Man muß sich doch fragen: Wäre diese gewaltige, kostspielige Unternehmung auch notwendig geworden, wenn man die waldbedeckten Abhänge des Quellgebiets der Wolga in früheren Jahren nicht so leichtsinnig ausgeplündert hätte? Werden die neugebauten Staubecken nicht wieder mit Schlamm gefüllt und verstopft und damit wieder unbrauchbar werden, wie es in den Vereinigten Staaten so oft geschehen ist? Es ist ganz offenbar, daß die Russen ihren Plan wohl durchdacht haben. Aber haben sie an alles gedacht?

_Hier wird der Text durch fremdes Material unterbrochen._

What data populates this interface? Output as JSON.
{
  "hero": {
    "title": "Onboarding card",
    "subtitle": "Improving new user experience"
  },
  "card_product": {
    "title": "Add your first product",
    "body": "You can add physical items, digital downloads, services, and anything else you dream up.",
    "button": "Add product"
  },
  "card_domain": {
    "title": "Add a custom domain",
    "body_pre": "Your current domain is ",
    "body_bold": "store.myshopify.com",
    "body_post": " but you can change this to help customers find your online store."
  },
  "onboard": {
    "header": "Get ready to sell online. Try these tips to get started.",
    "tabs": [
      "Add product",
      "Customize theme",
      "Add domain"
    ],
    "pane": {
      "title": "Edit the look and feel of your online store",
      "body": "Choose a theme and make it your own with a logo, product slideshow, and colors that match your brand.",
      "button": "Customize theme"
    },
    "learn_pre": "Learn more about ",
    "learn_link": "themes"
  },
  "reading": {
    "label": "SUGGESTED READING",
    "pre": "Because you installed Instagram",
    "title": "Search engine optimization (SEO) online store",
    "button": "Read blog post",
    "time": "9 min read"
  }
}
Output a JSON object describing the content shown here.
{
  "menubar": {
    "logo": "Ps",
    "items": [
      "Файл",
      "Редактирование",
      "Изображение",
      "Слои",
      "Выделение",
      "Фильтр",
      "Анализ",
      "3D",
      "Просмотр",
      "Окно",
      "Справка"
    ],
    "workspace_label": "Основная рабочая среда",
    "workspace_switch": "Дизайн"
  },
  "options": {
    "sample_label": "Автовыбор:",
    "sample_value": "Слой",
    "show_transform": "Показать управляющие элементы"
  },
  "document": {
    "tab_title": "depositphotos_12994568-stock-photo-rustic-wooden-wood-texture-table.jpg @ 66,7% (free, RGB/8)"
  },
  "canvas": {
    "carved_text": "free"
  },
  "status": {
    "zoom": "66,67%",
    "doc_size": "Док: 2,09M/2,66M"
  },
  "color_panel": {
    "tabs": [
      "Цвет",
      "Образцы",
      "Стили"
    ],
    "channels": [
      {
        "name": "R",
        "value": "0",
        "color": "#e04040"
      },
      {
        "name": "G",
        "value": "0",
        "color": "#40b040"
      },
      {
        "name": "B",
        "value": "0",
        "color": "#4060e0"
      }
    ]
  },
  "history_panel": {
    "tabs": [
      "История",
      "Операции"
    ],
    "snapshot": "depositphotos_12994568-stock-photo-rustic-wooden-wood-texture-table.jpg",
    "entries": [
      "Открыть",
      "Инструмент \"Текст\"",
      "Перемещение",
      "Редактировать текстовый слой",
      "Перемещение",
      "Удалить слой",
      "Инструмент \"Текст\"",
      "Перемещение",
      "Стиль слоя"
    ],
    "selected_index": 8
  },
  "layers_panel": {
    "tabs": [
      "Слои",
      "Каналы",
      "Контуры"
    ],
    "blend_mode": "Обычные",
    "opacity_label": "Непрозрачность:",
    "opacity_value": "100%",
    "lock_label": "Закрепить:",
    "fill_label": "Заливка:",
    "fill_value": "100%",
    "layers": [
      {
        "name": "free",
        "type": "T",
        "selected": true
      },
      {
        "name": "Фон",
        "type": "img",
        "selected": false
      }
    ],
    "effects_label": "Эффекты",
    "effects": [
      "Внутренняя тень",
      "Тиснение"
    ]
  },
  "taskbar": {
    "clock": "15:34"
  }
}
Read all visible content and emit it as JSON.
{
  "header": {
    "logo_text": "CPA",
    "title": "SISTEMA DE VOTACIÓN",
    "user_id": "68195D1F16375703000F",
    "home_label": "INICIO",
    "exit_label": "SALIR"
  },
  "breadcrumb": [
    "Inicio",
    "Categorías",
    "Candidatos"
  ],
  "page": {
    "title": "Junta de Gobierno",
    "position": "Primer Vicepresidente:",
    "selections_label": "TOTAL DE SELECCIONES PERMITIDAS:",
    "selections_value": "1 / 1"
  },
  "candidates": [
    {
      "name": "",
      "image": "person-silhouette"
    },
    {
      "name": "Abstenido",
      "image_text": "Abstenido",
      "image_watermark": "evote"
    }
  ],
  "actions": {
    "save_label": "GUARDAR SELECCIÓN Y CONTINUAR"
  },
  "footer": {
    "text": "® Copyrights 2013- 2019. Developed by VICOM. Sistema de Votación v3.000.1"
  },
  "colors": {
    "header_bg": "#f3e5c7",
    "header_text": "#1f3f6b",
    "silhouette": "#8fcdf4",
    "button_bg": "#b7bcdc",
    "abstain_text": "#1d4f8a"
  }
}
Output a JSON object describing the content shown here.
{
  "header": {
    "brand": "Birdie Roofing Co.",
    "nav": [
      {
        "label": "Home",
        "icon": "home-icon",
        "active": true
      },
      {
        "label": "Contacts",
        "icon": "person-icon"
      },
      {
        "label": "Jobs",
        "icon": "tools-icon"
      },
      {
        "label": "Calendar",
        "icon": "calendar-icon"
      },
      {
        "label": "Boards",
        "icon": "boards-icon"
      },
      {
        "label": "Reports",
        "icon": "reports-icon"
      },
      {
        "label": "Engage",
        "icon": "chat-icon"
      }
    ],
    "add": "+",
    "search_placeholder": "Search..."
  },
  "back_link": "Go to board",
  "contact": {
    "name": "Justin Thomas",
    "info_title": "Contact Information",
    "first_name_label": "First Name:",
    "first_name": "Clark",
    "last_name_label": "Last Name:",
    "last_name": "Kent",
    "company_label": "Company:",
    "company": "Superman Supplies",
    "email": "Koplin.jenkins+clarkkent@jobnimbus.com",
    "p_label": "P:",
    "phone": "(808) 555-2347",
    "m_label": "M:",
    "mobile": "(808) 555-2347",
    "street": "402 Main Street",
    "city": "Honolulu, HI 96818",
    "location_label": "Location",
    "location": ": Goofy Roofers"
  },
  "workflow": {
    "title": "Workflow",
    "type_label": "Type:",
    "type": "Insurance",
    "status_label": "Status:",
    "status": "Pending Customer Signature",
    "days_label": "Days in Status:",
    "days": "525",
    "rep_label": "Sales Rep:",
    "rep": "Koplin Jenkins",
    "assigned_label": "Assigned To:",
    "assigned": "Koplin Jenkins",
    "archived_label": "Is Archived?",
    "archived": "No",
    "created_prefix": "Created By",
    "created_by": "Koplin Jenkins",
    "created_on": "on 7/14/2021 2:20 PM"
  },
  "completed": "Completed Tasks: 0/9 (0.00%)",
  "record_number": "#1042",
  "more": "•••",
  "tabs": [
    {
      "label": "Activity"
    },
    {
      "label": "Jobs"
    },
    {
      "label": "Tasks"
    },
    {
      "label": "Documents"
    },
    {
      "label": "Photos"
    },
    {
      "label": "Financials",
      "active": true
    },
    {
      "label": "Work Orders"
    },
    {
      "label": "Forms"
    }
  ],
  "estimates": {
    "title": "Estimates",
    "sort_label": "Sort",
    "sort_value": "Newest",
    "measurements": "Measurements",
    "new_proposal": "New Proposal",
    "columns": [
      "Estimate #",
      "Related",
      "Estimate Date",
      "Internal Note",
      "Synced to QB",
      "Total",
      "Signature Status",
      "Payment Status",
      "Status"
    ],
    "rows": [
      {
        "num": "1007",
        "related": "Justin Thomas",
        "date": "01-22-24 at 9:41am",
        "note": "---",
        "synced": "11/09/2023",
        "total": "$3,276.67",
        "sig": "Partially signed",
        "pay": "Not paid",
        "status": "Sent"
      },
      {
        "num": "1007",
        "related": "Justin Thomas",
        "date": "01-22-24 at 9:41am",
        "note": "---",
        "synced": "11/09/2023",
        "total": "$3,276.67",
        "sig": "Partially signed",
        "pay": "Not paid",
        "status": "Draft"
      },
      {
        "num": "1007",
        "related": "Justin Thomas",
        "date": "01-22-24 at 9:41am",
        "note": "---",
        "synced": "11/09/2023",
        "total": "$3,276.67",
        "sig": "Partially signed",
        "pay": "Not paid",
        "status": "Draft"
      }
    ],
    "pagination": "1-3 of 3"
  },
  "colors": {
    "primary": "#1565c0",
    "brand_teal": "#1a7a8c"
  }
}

Die Natur wirkt als ein untrennbares Ganzes. Hat man wirklich kein Teilstückchen übersehen? Ist aber das der Fall, dann kann es mit der Zeit leicht dahin kommen, daß auch dieser Plan wieder zu einem neuen Denkmal für die Verständnis­losigkeit des Menschen wird. Man denke nur an die großen Bewässerungssysteme vorchristlicher Zeit in Mesopotamien, heute einer menschenleeren Wüstenregion. Haben wir genug gelernt, um unsere Zivilisation den dauernden, allmächtigen Kräften der Natur einzupassen?

Die Veränderung, die unter dem Sowjetregime mit dem Volk und seinem Land vor sich geht, ist, welchen politischen und sozialen Standpunkt man auch einnehmen mag, der Beachtung wert. In den Zeiten vor der Revolution war der Ackerbau in Rußland dadurch gekennzeichnet, daß große Teile des Bodens in der Hand einiger reicher Großgrundbesitzer konzentriert waren, und daß auf der anderen Seite unter den selbständigen Bauernhöfen die kleinen Zwerggüter in der Mehrzahl waren. Viele ursprüngliche Bauern­anwesen waren wiederholt im Laufe der Generationen beim Tod des jeweiligen Besitzers unter die Familien­mitglieder aufgeteilt worden und zum Schluß zu so kleinen Landparzellen geworden, daß sie völlig unwirtschaftlich waren.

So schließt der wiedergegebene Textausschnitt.